Kurdish forces have evacuated at least 100 villages on the Syrian side since the militants' onslaught started on Tuesday.
"ISIL sees Kobani like a lump in the body, they think it is in their way," said Rami Abdulrahman, who runs the Syrian Observatory for Human Rights, which monitors Syria's civil war.
ISIL has executed at least 11 Kurdish civilians, including boys, in the villages it has seized near Kobani, the Observatory said.
Abdulrahman said more than 300 Kurdish fighters had crossed into Syria from Turkey late on Friday to help push back ISIL, but that it was not clear which group they belonged to.
"ISIL is killing any civilian it finds in a village," Mustefa Ebdi, director of a local radio station called Arta FM, told Reuters by telephone from the northern outskirts of Kobani. He said he could see thousands of people waiting to cross the border into Turkey.

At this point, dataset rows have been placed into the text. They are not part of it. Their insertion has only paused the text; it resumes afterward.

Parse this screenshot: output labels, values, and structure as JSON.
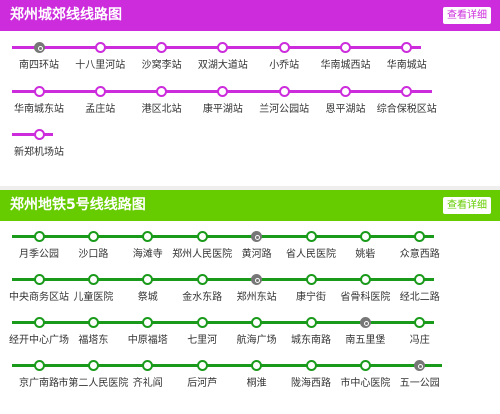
{
  "colors": {
    "page_bg": "#eeeeee",
    "chengjiao": "#cc2cdc",
    "line5_header": "#66cc00",
    "line5": "#1a9a1a",
    "transfer": "#777777",
    "station_text": "#333333"
  },
  "panels": [
    {
      "id": "chengjiao",
      "title": "郑州城郊线线路图",
      "detail_label": "查看详细",
      "rows": [
        {
          "stations": [
            {
              "name": "南四环站",
              "transfer": true
            },
            {
              "name": "十八里河站",
              "transfer": false
            },
            {
              "name": "沙窝李站",
              "transfer": false
            },
            {
              "name": "双湖大道站",
              "transfer": false
            },
            {
              "name": "小乔站",
              "transfer": false
            },
            {
              "name": "华南城西站",
              "transfer": false
            },
            {
              "name": "华南城站",
              "transfer": false
            }
          ]
        },
        {
          "stations": [
            {
              "name": "华南城东站",
              "transfer": false
            },
            {
              "name": "孟庄站",
              "transfer": false
            },
            {
              "name": "港区北站",
              "transfer": false
            },
            {
              "name": "康平湖站",
              "transfer": false
            },
            {
              "name": "兰河公园站",
              "transfer": false
            },
            {
              "name": "恩平湖站",
              "transfer": false
            },
            {
              "name": "综合保税区站",
              "transfer": false
            }
          ]
        },
        {
          "stations": [
            {
              "name": "新郑机场站",
              "transfer": false
            }
          ]
        }
      ]
    },
    {
      "id": "line5",
      "title": "郑州地铁5号线线路图",
      "detail_label": "查看详细",
      "rows": [
        {
          "stations": [
            {
              "name": "月季公园",
              "transfer": false
            },
            {
              "name": "沙口路",
              "transfer": false
            },
            {
              "name": "海滩寺",
              "transfer": false
            },
            {
              "name": "郑州人民医院",
              "transfer": false
            },
            {
              "name": "黄河路",
              "transfer": true
            },
            {
              "name": "省人民医院",
              "transfer": false
            },
            {
              "name": "姚砦",
              "transfer": false
            },
            {
              "name": "众意西路",
              "transfer": false
            }
          ]
        },
        {
          "stations": [
            {
              "name": "中央商务区站",
              "transfer": false
            },
            {
              "name": "儿童医院",
              "transfer": false
            },
            {
              "name": "祭城",
              "transfer": false
            },
            {
              "name": "金水东路",
              "transfer": false
            },
            {
              "name": "郑州东站",
              "transfer": true
            },
            {
              "name": "康宁街",
              "transfer": false
            },
            {
              "name": "省骨科医院",
              "transfer": false
            },
            {
              "name": "经北二路",
              "transfer": false
            }
          ]
        },
        {
          "stations": [
            {
              "name": "经开中心广场",
              "transfer": false
            },
            {
              "name": "福塔东",
              "transfer": false
            },
            {
              "name": "中原福塔",
              "transfer": false
            },
            {
              "name": "七里河",
              "transfer": false
            },
            {
              "name": "航海广场",
              "transfer": false
            },
            {
              "name": "城东南路",
              "transfer": false
            },
            {
              "name": "南五里堡",
              "transfer": true
            },
            {
              "name": "冯庄",
              "transfer": false
            }
          ]
        },
        {
          "stations": [
            {
              "name": "京广南路",
              "transfer": false
            },
            {
              "name": "市第二人民医院",
              "transfer": false
            },
            {
              "name": "齐礼阎",
              "transfer": false
            },
            {
              "name": "后河芦",
              "transfer": false
            },
            {
              "name": "桐淮",
              "transfer": false
            },
            {
              "name": "陇海西路",
              "transfer": false
            },
            {
              "name": "市中心医院",
              "transfer": false
            },
            {
              "name": "五一公园",
              "transfer": true
            }
          ]
        }
      ]
    }
  ]
}
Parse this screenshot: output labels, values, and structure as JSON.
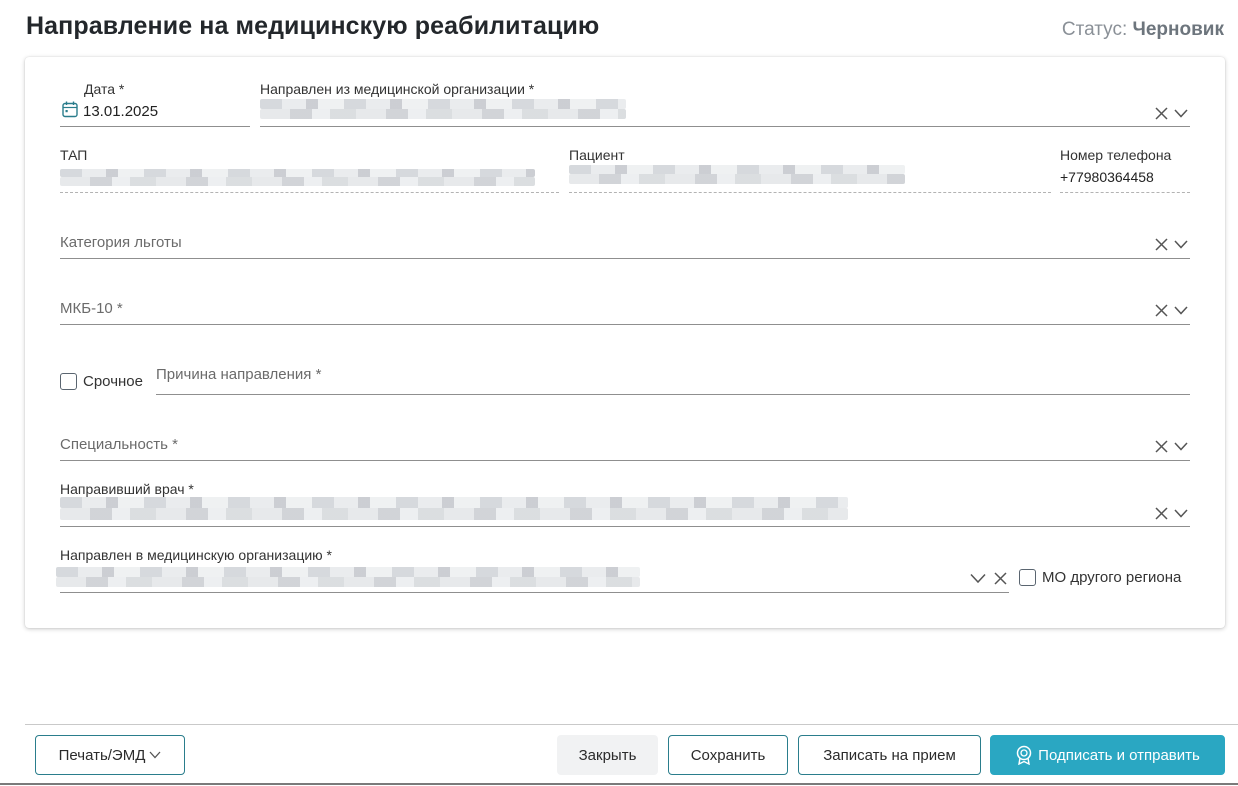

"People prefer to flee rather than remain and die," he said. "(ISIL wants) to eliminate anything that is Kurdish. This is creating a state of terror."
On his Facebook page, Ebdi said the killing of 34 civilians - women, elderly, children and the disabled - had been documented. He said the residents of 200 villages had been forced to flee.
Scrambling to coordinate aid, the mayor of Suruc, Orhan Sansal, described the situation in the area as "chaotic".
"Help is coming but there are problems with accommodation. Some people are staying with relatives, some in wedding halls, some in mosques and municipal buildings," he said.
Esmat al-Sheikh, commander of the Kurdish forces defending Kobani, told Reuters by telephone that clashes were occurring to the north and east on Saturday.
He said ISIL fighters using rockets, artillery, tanks and armoured vehicles had advanced towards Kobani overnight and were now only 15 km away.
At least 18 ISIL fighters were killed in clashes with Syrian Kurds overnight as the militant group took control of more villages around the town, according to the Observatory.
Iraqi Kurdish leader Masoud Barzani called on Friday for international intervention to protect Kobani from the ISIL advance, saying the insurgents must be "hit and destroyed wherever they are".